1. Consult your stakeholders
It is crucial that stakeholders are given the opportunity to shape the sourcing strategy and its development to better address their needs and concerns. I have seen many examples where developed IT sourcing strategies have been textbook showcases. However, these strategies are totally inappropriate to the context and maturity of the organisation that they were drafted for. To use our cake analogy again, I might make the perfect chocolate cake only to discover that my stakeholders prefer vanilla. Worse, this “death by chocolate” cake might be totally inappropriate because the recipient is diabetic and cannot consume sugar. Not gathering stakeholder input is a risk.
Another big reason to consult with stakeholders is that you are likely to find out if there are divergent views and expectations of what the sourcing strategy should entail. There might be different aspirations for the IT sourcing strategy amongst key individuals. A good IT sourcing strategy can immediately add benefit if it finds a way to consolidate common themes built on these expectations.
Conducting stakeholder interviews will allow you to gather input on scope, the approach, budget and schedule (timeframes).
2. To understand opportunities, you need to understand problem statements
This part I am sure you are familiar with already: understanding your internal and external drivers (sphere of problems) will generate implications for IT and sourcing, and inspire opportunities to innovate (sphere of opportunities). Opportunities will be influenced by an organisation’s appetite for IT spend and risk. As you work through your strategy development, problems will become opportunities, and eventually solutions, that will form your sourcing strategy.

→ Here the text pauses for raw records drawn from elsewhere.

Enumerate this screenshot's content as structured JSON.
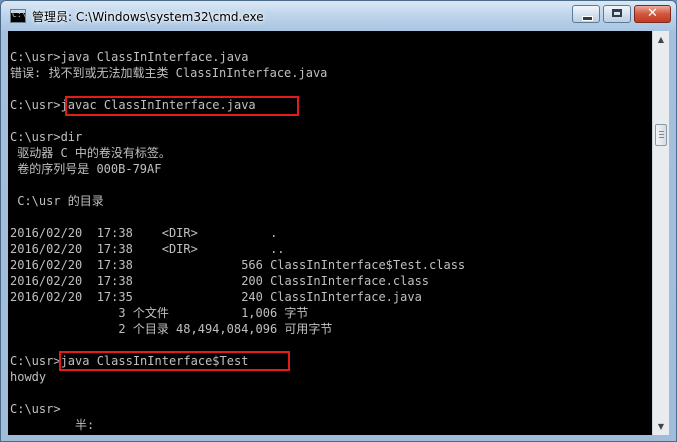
{
  "window": {
    "title": "管理员: C:\\Windows\\system32\\cmd.exe",
    "icon_label": "C:\\",
    "close_glyph": "✕"
  },
  "console": {
    "lines": [
      "",
      "C:\\usr>java ClassInInterface.java",
      "错误: 找不到或无法加载主类 ClassInInterface.java",
      "",
      "C:\\usr>javac ClassInInterface.java",
      "",
      "C:\\usr>dir",
      " 驱动器 C 中的卷没有标签。",
      " 卷的序列号是 000B-79AF",
      "",
      " C:\\usr 的目录",
      "",
      "2016/02/20  17:38    <DIR>          .",
      "2016/02/20  17:38    <DIR>          ..",
      "2016/02/20  17:38               566 ClassInInterface$Test.class",
      "2016/02/20  17:38               200 ClassInInterface.class",
      "2016/02/20  17:35               240 ClassInInterface.java",
      "               3 个文件          1,006 字节",
      "               2 个目录 48,494,084,096 可用字节",
      "",
      "C:\\usr>java ClassInInterface$Test",
      "howdy",
      "",
      "C:\\usr>",
      "         半:"
    ]
  },
  "colors": {
    "console_bg": "#000000",
    "console_fg": "#c0c0c0",
    "highlight": "#e21b1b"
  },
  "scrollbar": {
    "up_icon": "▲",
    "down_icon": "▼"
  }
}
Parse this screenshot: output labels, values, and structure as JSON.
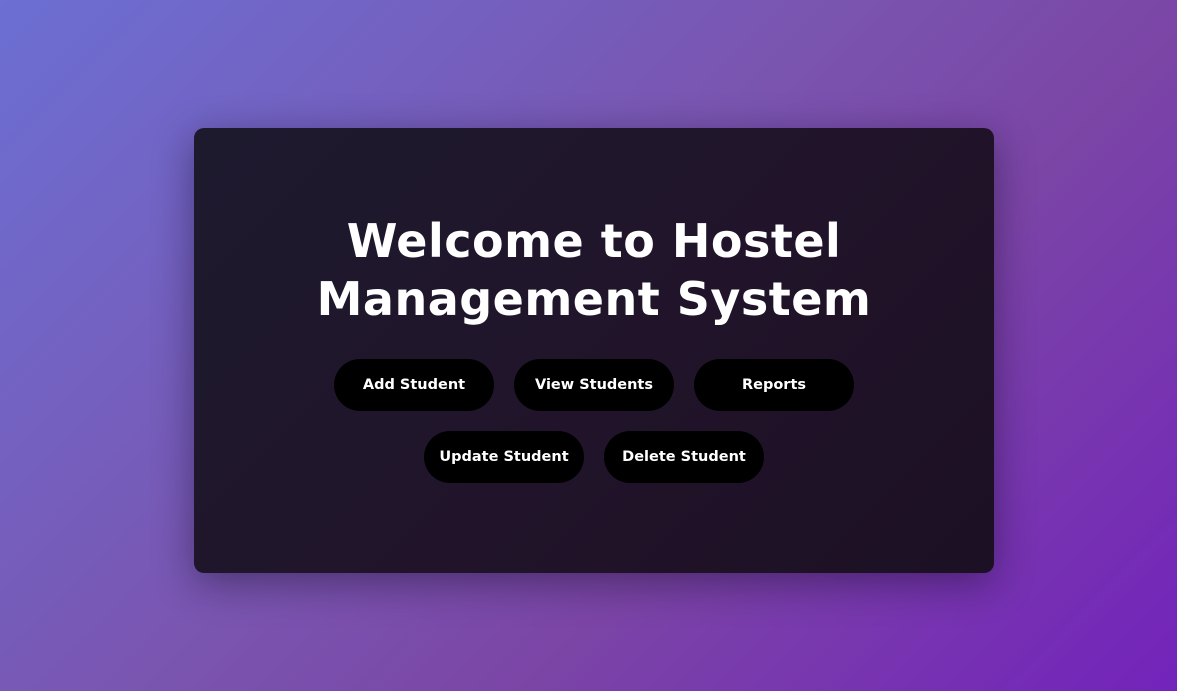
{
  "main": {
    "title_line1": "Welcome to Hostel",
    "title_line2": "Management System",
    "buttons": [
      {
        "label": "Add Student"
      },
      {
        "label": "View Students"
      },
      {
        "label": "Reports"
      },
      {
        "label": "Update Student"
      },
      {
        "label": "Delete Student"
      }
    ]
  },
  "colors": {
    "background_start": "#6c6fd3",
    "background_end": "#7323bb",
    "card": "#1f162b",
    "button": "#000000",
    "text": "#ffffff"
  }
}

Wow, what a mouthful… So, how do you go from defining problem statements to recognising opportunities and solutions?
• Collect and analyse data on various business and external drivers. Everything from understanding your existing IT landscape, business drivers, budgets, contracts, categories (and how categories are segmented), external factors and risks.
• Evaluate the implications of all of these drivers on IT and sourcing, identify innovative opportunities to capitalise on the drivers using new technologies or services, and assess the organisation’s willingness to pursue and invest in the proposed innovations.
• Validate and summarise your findings and then create a summary strategy document.
There are many tutorials and publications that you can find covering these topics in greater detail.
The only other point here is: this exercise requires that you set aside appropriate time to do this effectively.
3. The secret sauce
Most good bakers have little tricks that make their cakes great. For example, it could be something like always mixing the sugar and butter first or using half-a-cup of cold black coffee in a chocolate cake. It is the same with a great IT sourcing strategy.
In my opinion, what separates good from great IT sourcing strategies is to map out the transitional activities in incremental steps. Let us look at an example: one of the opportunities is to bring the previously offshore testing capability from an international outsourced partner back to onshore and internal to a company. If you just cancel the contract with the outsourced partner and immediately transition, this strategy is doomed to fail. One should rather consider each transition step. Perhaps start by doing an assessment of the internal testing capabilities, source testing automation tools, source testing training and development programmes, and source key testing individuals that can lead the migration back to onshore. The point being that, getting from eggs, milk, sugar and butter to a cake, does not happen by just throwing all the ingredients into a bowl and in one go! You would start by getting all the ingredients and utensils together, and then putting on the oven to 180°.
The best IT sourcing strategies explain the transitional activities and build on small incremental journeys.
On a final note: remember to apply strategy mapping techniques. It is something that can really help. Strategy maps can be simple or very advanced. I would encourage you to read up on and try some of the techniques. The underlying thinking associated with these methods can save you a lot of time and you can really talk around a topic by just following the recipe in your head.
See you soon at the great sourcing bake-off!